La música es la pasión del cazador de la familia. Sus gustos, sutilmente eclécticos, van desde el punk súper radical hasta la polifonía renacentista, incluyendo todo ello al Wagner más infumable. Ésta es la razón por la que, siendo sincera, verlo acercarse en dirección al mueble de la música con cara de “voy a pinchar” es algo así como abrir una galleta de la suerte. En primer lugar, porque nunca sabes lo que va a salir de ahí. En segundo, porque las posibilidades son prácticamente infinitas e ilimitadas. En tercer lugar, porque una vez que te has enfrentado al enigma, no siempre te ha quedado claro de qué iba la cosa, o si es que el críptico mensaje es, en realidad, demasiado elevado para tu pobre cerebro o la simpleza de tu espíritu.
Capítulo aparte merecen los discos del coche. Eso de “voy a preparar algo de musiquita para el viaje”. (Aquí debería sonar un trueno, pero carezco de la destreza informática para conseguirlo). Después de algunas horas en compañía de su segunda esposa –todavía no sé si yo soy la primera o si lo es esa lagartona llamada Portátil– aparece el orgulloso padre con el fruto de su esfuerzo entre las manos: un reluciente compacto sobre cuya cara no grabada aparece invariablemente escrita la leyenda “disco coche” (existen unos 20 o 30 especímenes catalogados bajo el mismo nombre). Agárrense las pestañas, porque la combinación de seguro no les dejará indiferentes. Cito como ejemplo: The Ramones – “Los Honguitos” – Nina Simone – Joy Division – Edith Piaf… (muy importante, respétese este orden). Mejor no sigo. En realidad, no me queda otra que reconocer que carezco del talento necesario para plasmar en palabras las múltiples posibilidades de esta combinatoria, y es que la experiencia no es para contarla, sino para vivirla. De verdad.

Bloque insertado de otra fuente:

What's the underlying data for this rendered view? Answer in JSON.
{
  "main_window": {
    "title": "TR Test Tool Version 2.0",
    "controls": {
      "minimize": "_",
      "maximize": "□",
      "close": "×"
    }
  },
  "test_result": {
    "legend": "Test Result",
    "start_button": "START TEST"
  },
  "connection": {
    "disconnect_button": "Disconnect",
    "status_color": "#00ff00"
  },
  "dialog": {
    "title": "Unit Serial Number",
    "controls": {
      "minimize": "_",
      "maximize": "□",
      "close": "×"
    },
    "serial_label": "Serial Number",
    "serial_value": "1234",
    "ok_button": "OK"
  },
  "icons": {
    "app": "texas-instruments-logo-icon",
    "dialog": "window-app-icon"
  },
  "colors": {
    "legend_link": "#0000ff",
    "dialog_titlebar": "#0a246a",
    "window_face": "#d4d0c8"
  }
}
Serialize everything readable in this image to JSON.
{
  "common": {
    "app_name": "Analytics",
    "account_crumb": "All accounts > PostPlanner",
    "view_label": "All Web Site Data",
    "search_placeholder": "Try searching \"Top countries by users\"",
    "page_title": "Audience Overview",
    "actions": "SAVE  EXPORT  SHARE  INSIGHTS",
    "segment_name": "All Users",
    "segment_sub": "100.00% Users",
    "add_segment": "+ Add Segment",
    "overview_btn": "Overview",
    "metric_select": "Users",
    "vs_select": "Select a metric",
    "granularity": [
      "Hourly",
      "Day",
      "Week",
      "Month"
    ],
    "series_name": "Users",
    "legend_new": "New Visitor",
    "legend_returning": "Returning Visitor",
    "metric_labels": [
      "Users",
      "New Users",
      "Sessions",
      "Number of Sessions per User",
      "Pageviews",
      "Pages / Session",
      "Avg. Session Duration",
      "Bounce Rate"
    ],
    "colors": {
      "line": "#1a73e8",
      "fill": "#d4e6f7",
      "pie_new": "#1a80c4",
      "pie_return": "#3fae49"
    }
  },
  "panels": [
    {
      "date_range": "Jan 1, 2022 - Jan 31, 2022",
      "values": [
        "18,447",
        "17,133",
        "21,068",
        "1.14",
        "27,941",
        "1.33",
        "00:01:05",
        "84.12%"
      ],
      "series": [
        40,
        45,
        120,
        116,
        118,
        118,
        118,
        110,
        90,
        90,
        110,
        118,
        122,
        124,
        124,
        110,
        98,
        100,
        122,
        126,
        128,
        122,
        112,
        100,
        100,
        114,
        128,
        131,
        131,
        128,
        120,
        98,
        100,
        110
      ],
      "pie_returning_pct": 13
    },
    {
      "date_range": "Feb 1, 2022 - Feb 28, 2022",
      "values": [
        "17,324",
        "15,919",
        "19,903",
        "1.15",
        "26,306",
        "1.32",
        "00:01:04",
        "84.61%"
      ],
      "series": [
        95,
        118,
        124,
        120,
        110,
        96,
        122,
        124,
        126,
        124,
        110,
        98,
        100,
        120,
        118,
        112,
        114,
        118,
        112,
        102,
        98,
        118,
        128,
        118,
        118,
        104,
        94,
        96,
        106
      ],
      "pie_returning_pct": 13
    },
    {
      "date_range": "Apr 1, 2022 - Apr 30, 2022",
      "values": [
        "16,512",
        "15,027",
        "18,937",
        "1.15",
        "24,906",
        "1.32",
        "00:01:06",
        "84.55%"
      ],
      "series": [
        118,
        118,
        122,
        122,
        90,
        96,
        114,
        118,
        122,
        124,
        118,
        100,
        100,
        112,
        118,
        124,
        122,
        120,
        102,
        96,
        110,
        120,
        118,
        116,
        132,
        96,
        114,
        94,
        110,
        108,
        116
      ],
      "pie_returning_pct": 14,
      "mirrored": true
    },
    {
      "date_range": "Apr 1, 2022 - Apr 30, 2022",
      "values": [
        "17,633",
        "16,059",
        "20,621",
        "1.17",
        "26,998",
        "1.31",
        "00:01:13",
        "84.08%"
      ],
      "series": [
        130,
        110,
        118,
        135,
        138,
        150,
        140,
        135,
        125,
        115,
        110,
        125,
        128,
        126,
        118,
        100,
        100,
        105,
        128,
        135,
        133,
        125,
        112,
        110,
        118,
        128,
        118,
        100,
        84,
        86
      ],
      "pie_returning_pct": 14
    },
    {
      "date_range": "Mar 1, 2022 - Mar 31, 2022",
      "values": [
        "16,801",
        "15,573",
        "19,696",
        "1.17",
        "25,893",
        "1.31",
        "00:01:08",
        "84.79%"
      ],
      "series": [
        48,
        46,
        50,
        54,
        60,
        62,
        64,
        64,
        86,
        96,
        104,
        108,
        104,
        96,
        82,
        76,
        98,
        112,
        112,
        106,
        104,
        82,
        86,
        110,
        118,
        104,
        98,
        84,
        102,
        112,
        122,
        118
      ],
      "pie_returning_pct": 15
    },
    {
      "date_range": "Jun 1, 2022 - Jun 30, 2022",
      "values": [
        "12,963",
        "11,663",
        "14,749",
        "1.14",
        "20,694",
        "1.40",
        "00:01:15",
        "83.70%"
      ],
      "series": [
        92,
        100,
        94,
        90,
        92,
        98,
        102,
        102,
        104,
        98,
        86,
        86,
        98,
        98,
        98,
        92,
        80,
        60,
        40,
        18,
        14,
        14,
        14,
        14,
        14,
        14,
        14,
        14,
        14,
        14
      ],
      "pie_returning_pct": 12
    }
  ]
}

Por todo esto resulta lógico pensar que los grandes descubrimientos musicales que se hacen en casa vengan siempre de la mano del cazador. Y no tengo más remedio que reconocer que sus “rara auis” acostumbran a ser maravillas. Esta primavera, por ejemplo, dejó en el escritorio de mi ordenador, a modo de regalo, un triple de Joanna Newsom: toda una revelación que me abrió el corazón y la cabeza.
Por las mismas fechas, llegó un día a casa impactado por una cantautora italiana que había oído en la radio de camino a casa. Tengo que decir que a mí esa gata maullante no es que me volviera loca, pero tiene su punto. La canción que había oído se llamaba I treni per Reggio Calabria, era larga como una condena, y contaba una historia agridulce en la que un tren viaja de norte a sur de Italia con algún objetivo reivindicativo. El tren, repleto de familias, atraviesa un país dividido entre partidarios y detractores, y sufre todo tipo de contratiempos incluyendo una amenaza de bomba en las vías. El caso es que, cerrando los ojos, una puede imaginarse ese tren. Italiano hasta la médula, lleno de colores, olores y voces gritonas. Las familias agolpadas y un ambiente de fiestilla que invita a unirse a cualquier compromiso, sin siquiera preguntar de qué se trata.
Hace unos días, durante las vacaciones familiares, subimos al ll treno per Reggio Calabria. En realidad, no era la primera vez que lo cogíamos, porque desde que somos padres hemos cumplido con el rito cada verano, pero sí era la primera vez que lo hacía después de haber oído la canción. Y es que, aunque el motivo era bien distinto: un paseíto por la playa en el rollo turistero del trenecito, yo no pude evitar que me recordara al otro tren, al italiano. Porque subimos en troupe toda la familia, porque cantamos, bailamos y marcamos las palmas al compás, porque hablamos a voz en grito, que para eso tenemos garganta, porque repartimos con los de los alrededores la bolsa de papasfritas, porque los ojos de los niños brillaban sobre sus mofletes encendidos mientras decían adiós a los peatones…
Y aunque al trenecito de la playa el puntito cutre no hay quien se lo quite, la niña que queda en mí me seguirá empujando a subir cada año, perdida ya la oportunidad de coger el otro tren. Por eso, por lo festivo, lo familiar, lo bullanguero, y por la cosa de domingo que –gracias a Dios– tiene todo en estas benditas tierras del Mediterráneo.